Deux villes, deux visions, mais une même approche : construire là où rien n’était pourtant destiné à pousser. Le point commun entre la Capitale du Centre et la Ville du Vice ? Une oasis née au milieu du néant.
À Vegas, un marécage désertique s’est mué en capitale mondiale du divertissement. À La Louvière, c’est au cœur d’une friche économique qu’un stade surgit pour insuffler une dynamique nouvelle.
Un rapide détour par le centre-ville louviérois ramène à une réalité abrupte : à deux pas de l’ultramoderne (mais modeste) arène, le décor reste affligeant. Derrière les promesses et autres discours enjoliveurs, La Louvière peine toujours à panser ses plaies. Commerces abandonnés, infrastructures fatiguées, population désabusée. La région ne vit plus : elle survit.
Depuis des années, les autorités chantent le renouveau comme un refrain fatigué. Une initiative suffit à se congratuler. Un projet fraichement dévoilé devient prétexte à s’autocélébrer. Une pierre posée s’apparente à l’édification d’une cathédrale. Avouons-le : dans le Centre bien plus qu’ailleurs, le statu quo est devenu une culture, presque une tradition.
Une première depuis 1972
Et pourtant. Douze ans après Gand, c’est bien La Louvière qui devient la première ville belge à inaugurer un stade flambant neuf. Une première en Wallonie depuis un demi-siècle. Finalement, depuis l’inauguration du… Tivoli en 1972, rien de neuf n’a émergé. Entre rénovations cosmétiques, plans avortés et modules préfabriqués, on a trop souvent bricolé de l’ambition. Ce stade est une anomalie dans un paysage où le neuf effraie. Un acte de foi dressé dans une région qui doute encore. Un geste net, franc, presque brutal de volonté.

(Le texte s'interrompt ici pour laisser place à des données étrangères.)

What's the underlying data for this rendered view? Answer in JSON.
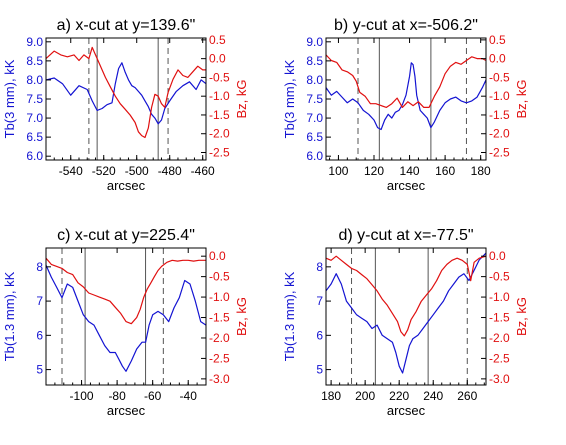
{
  "colors": {
    "tb": "#1414d2",
    "bz": "#e01010",
    "axis": "#000000",
    "guide": "#555555"
  },
  "chart_data": [
    {
      "type": "line",
      "title": "a) x-cut at y=139.6\"",
      "xlabel": "arcsec",
      "ylabel_left": "Tb(3 mm), kK",
      "ylabel_right": "Bz, kG",
      "xlim": [
        -555,
        -458
      ],
      "ylim_left": [
        5.9,
        9.1
      ],
      "ylim_right": [
        -2.7,
        0.55
      ],
      "xticks": [
        -540,
        -520,
        -500,
        -480,
        -460
      ],
      "yticks_left": [
        6.0,
        6.5,
        7.0,
        7.5,
        8.0,
        8.5,
        9.0
      ],
      "yticks_right": [
        0.5,
        0.0,
        -0.5,
        -1.0,
        -1.5,
        -2.0,
        -2.5
      ],
      "vlines_solid": [
        -524,
        -487
      ],
      "vlines_dashed": [
        -529,
        -481
      ],
      "series": [
        {
          "axis": "left",
          "color": "tb",
          "x": [
            -555,
            -550,
            -545,
            -540,
            -535,
            -530,
            -527,
            -524,
            -521,
            -518,
            -515,
            -513,
            -511,
            -509,
            -507,
            -505,
            -503,
            -501,
            -499,
            -497,
            -495,
            -493,
            -491,
            -489,
            -487,
            -485,
            -483,
            -480,
            -476,
            -472,
            -468,
            -464,
            -461,
            -458
          ],
          "y": [
            8.0,
            8.05,
            7.9,
            7.6,
            7.85,
            7.75,
            7.45,
            7.2,
            7.25,
            7.35,
            7.4,
            7.9,
            8.3,
            8.45,
            8.2,
            8.0,
            7.85,
            7.8,
            7.7,
            7.6,
            7.45,
            7.3,
            7.1,
            7.0,
            6.85,
            6.95,
            7.25,
            7.45,
            7.7,
            7.85,
            7.95,
            7.75,
            8.0,
            7.9
          ]
        },
        {
          "axis": "right",
          "color": "bz",
          "x": [
            -555,
            -550,
            -546,
            -542,
            -538,
            -535,
            -532,
            -529,
            -527,
            -525,
            -523,
            -521,
            -519,
            -516,
            -513,
            -510,
            -507,
            -504,
            -501,
            -499,
            -497,
            -495,
            -493,
            -491,
            -489,
            -487,
            -485,
            -483,
            -481,
            -478,
            -475,
            -472,
            -469,
            -466,
            -463,
            -460,
            -458
          ],
          "y": [
            0.0,
            0.2,
            0.1,
            0.05,
            0.1,
            -0.05,
            0.1,
            0.0,
            0.3,
            0.1,
            -0.1,
            -0.3,
            -0.5,
            -0.75,
            -1.0,
            -1.2,
            -1.35,
            -1.5,
            -1.7,
            -1.95,
            -2.05,
            -2.1,
            -1.85,
            -1.3,
            -0.95,
            -1.0,
            -1.2,
            -1.3,
            -0.9,
            -0.55,
            -0.3,
            -0.45,
            -0.5,
            -0.35,
            -0.2,
            -0.3,
            -0.3
          ]
        }
      ]
    },
    {
      "type": "line",
      "title": "b) y-cut at x=-506.2\"",
      "xlabel": "arcsec",
      "ylabel_left": "Tb(3 mm), kK",
      "ylabel_right": "Bz, kG",
      "xlim": [
        93,
        183
      ],
      "ylim_left": [
        5.9,
        9.1
      ],
      "ylim_right": [
        -2.7,
        0.55
      ],
      "xticks": [
        100,
        120,
        140,
        160,
        180
      ],
      "yticks_left": [
        6.0,
        6.5,
        7.0,
        7.5,
        8.0,
        8.5,
        9.0
      ],
      "yticks_right": [
        0.5,
        0.0,
        -0.5,
        -1.0,
        -1.5,
        -2.0,
        -2.5
      ],
      "vlines_solid": [
        123,
        152
      ],
      "vlines_dashed": [
        111,
        172
      ],
      "series": [
        {
          "axis": "left",
          "color": "tb",
          "x": [
            93,
            96,
            99,
            102,
            105,
            108,
            111,
            114,
            117,
            120,
            122,
            124,
            126,
            128,
            130,
            132,
            134,
            136,
            138,
            140,
            141,
            142,
            143,
            144,
            146,
            148,
            150,
            152,
            154,
            157,
            160,
            163,
            166,
            169,
            172,
            175,
            178,
            181,
            183
          ],
          "y": [
            7.8,
            7.6,
            7.7,
            7.55,
            7.4,
            7.5,
            7.4,
            7.2,
            7.1,
            6.95,
            6.75,
            6.7,
            6.95,
            7.1,
            7.0,
            7.15,
            7.2,
            7.35,
            7.6,
            8.1,
            8.45,
            8.4,
            8.1,
            7.6,
            7.2,
            7.1,
            7.0,
            6.75,
            6.9,
            7.2,
            7.4,
            7.5,
            7.55,
            7.45,
            7.4,
            7.45,
            7.55,
            7.8,
            8.0
          ]
        },
        {
          "axis": "right",
          "color": "bz",
          "x": [
            93,
            96,
            99,
            102,
            105,
            108,
            110,
            112,
            115,
            118,
            121,
            124,
            127,
            130,
            133,
            136,
            139,
            142,
            145,
            148,
            151,
            154,
            157,
            160,
            163,
            166,
            169,
            172,
            175,
            178,
            181,
            183
          ],
          "y": [
            0.1,
            -0.05,
            -0.1,
            -0.3,
            -0.35,
            -0.45,
            -0.6,
            -0.9,
            -1.0,
            -1.2,
            -1.2,
            -1.25,
            -1.3,
            -1.2,
            -1.05,
            -1.3,
            -1.15,
            -1.25,
            -1.15,
            -1.3,
            -1.3,
            -1.0,
            -0.75,
            -0.4,
            -0.2,
            -0.1,
            -0.15,
            -0.05,
            0.05,
            0.0,
            0.0,
            -0.05
          ]
        }
      ]
    },
    {
      "type": "line",
      "title": "c) x-cut at y=225.4\"",
      "xlabel": "arcsec",
      "ylabel_left": "Tb(1.3 mm), kK",
      "ylabel_right": "Bz, kG",
      "xlim": [
        -120,
        -30
      ],
      "ylim_left": [
        4.55,
        8.55
      ],
      "ylim_right": [
        -3.15,
        0.2
      ],
      "xticks": [
        -100,
        -80,
        -60,
        -40
      ],
      "yticks_left": [
        5,
        6,
        7,
        8
      ],
      "yticks_right": [
        0.0,
        -0.5,
        -1.0,
        -1.5,
        -2.0,
        -2.5,
        -3.0
      ],
      "vlines_solid": [
        -98,
        -64
      ],
      "vlines_dashed": [
        -111,
        -54
      ],
      "series": [
        {
          "axis": "left",
          "color": "tb",
          "x": [
            -120,
            -117,
            -114,
            -111,
            -108,
            -105,
            -102,
            -99,
            -96,
            -93,
            -90,
            -87,
            -84,
            -81,
            -79,
            -77,
            -75,
            -72,
            -69,
            -66,
            -64,
            -62,
            -60,
            -57,
            -54,
            -51,
            -48,
            -45,
            -42,
            -39,
            -36,
            -33,
            -30
          ],
          "y": [
            8.05,
            7.7,
            7.4,
            7.1,
            7.5,
            7.4,
            7.0,
            6.6,
            6.4,
            6.3,
            6.0,
            5.7,
            5.5,
            5.5,
            5.3,
            5.1,
            4.95,
            5.25,
            5.6,
            5.8,
            5.8,
            6.3,
            6.6,
            6.7,
            6.6,
            6.4,
            6.8,
            7.1,
            7.6,
            7.5,
            7.0,
            6.4,
            6.3
          ]
        },
        {
          "axis": "right",
          "color": "bz",
          "x": [
            -120,
            -117,
            -114,
            -111,
            -108,
            -105,
            -102,
            -99,
            -96,
            -93,
            -90,
            -87,
            -84,
            -81,
            -78,
            -75,
            -72,
            -69,
            -67,
            -65,
            -63,
            -61,
            -59,
            -57,
            -55,
            -52,
            -49,
            -46,
            -43,
            -40,
            -37,
            -34,
            -31,
            -30
          ],
          "y": [
            -0.05,
            -0.2,
            -0.25,
            -0.3,
            -0.4,
            -0.45,
            -0.65,
            -0.75,
            -0.9,
            -0.95,
            -1.0,
            -1.05,
            -1.1,
            -1.25,
            -1.4,
            -1.6,
            -1.65,
            -1.5,
            -1.3,
            -1.0,
            -0.8,
            -0.65,
            -0.5,
            -0.35,
            -0.25,
            -0.15,
            -0.1,
            -0.12,
            -0.1,
            -0.1,
            -0.12,
            -0.1,
            -0.1,
            -0.1
          ]
        }
      ]
    },
    {
      "type": "line",
      "title": "d) y-cut at x=-77.5\"",
      "xlabel": "arcsec",
      "ylabel_left": "Tb(1.3 mm), kK",
      "ylabel_right": "Bz, kG",
      "xlim": [
        177,
        271
      ],
      "ylim_left": [
        4.55,
        8.55
      ],
      "ylim_right": [
        -3.15,
        0.2
      ],
      "xticks": [
        180,
        200,
        220,
        240,
        260
      ],
      "yticks_left": [
        5,
        6,
        7,
        8
      ],
      "yticks_right": [
        0.0,
        -0.5,
        -1.0,
        -1.5,
        -2.0,
        -2.5,
        -3.0
      ],
      "vlines_solid": [
        206,
        237
      ],
      "vlines_dashed": [
        192,
        260
      ],
      "series": [
        {
          "axis": "left",
          "color": "tb",
          "x": [
            177,
            180,
            183,
            186,
            189,
            192,
            195,
            198,
            201,
            204,
            207,
            210,
            213,
            216,
            218,
            220,
            222,
            224,
            226,
            228,
            231,
            234,
            237,
            240,
            243,
            246,
            249,
            252,
            255,
            258,
            261,
            264,
            267,
            271
          ],
          "y": [
            7.3,
            7.5,
            7.8,
            7.5,
            7.0,
            6.8,
            6.6,
            6.5,
            6.4,
            6.2,
            6.3,
            6.0,
            5.9,
            5.8,
            5.5,
            5.1,
            4.9,
            5.3,
            5.7,
            5.9,
            6.0,
            6.2,
            6.4,
            6.6,
            6.8,
            7.0,
            7.3,
            7.5,
            7.7,
            7.8,
            7.6,
            7.9,
            8.2,
            8.4
          ]
        },
        {
          "axis": "right",
          "color": "bz",
          "x": [
            177,
            180,
            183,
            186,
            189,
            192,
            195,
            198,
            201,
            204,
            207,
            210,
            213,
            216,
            219,
            221,
            223,
            225,
            227,
            230,
            233,
            236,
            239,
            242,
            245,
            248,
            251,
            254,
            257,
            260,
            262,
            264,
            267,
            271
          ],
          "y": [
            -0.05,
            -0.1,
            0.0,
            -0.1,
            -0.2,
            -0.3,
            -0.35,
            -0.45,
            -0.55,
            -0.7,
            -0.85,
            -1.05,
            -1.2,
            -1.4,
            -1.6,
            -1.85,
            -1.95,
            -1.8,
            -1.55,
            -1.35,
            -1.1,
            -0.95,
            -0.8,
            -0.6,
            -0.35,
            -0.2,
            -0.1,
            -0.05,
            -0.1,
            -0.2,
            -0.6,
            -0.15,
            -0.05,
            0.0
          ]
        }
      ]
    }
  ]
}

On ne réécrira pas l’histoire. La Louvière a raté le train de la Strada. Elle a vu passer les rames sans jamais y monter, regardant filer les projets des métropoles voisines. Lentement, elle est tombée dans un sommeil profond. Tandis que le matricule 93 s’effondrait, la ville s’éteignait à petit feu.
Au-delà du terrain
Mais depuis la folle nuit du 18 avril 2025, la RAAL est de retour au premier plan. Derrière cette réussite, un moteur unique : Salvatore Curaba. Visionnaire inflexible, véritable "homme de projets" comme il aime à se définir, il n’a pas seulement ressuscité un club. Il a réinjecté une forme d’espoir, là où il ne restait plus grand-chose à croire. Comme il l’a martelé dès 2017, aux côtés de quelques convaincus et devant une foule de sceptiques, le projet de la RAAL dépasse le terrain.
Alors oui, Las Vegas est surnommée Sin City. Elle n’a rien d’un modèle social. Mais elle a su, malgré tout, s’inventer un avenir. Elle a misé sur l’audace, assumé ses excès, osé l’impossible. Et si La Louvière, à son échelle, pouvait faire de même ? Non pas en copiant. Mais en se réinventant.
Puisse ce nouvel écrin ne pas être une finalité, mais un point de départ. Un appel d’air pour une région trop longtemps en apnée. Un espace qui insuffle, au-delà des tribunes, un élan collectif.
Un stade, c’est du béton. Et le béton, c’est une promesse : celle de durer. Soyez-en sûrs, soyons-en certains, ce nouvel écrin n’est pas juste une arène dédiée au divertissement. C’est une rampe de lancement pour une ville et une région qui relèvent la tête, enfin.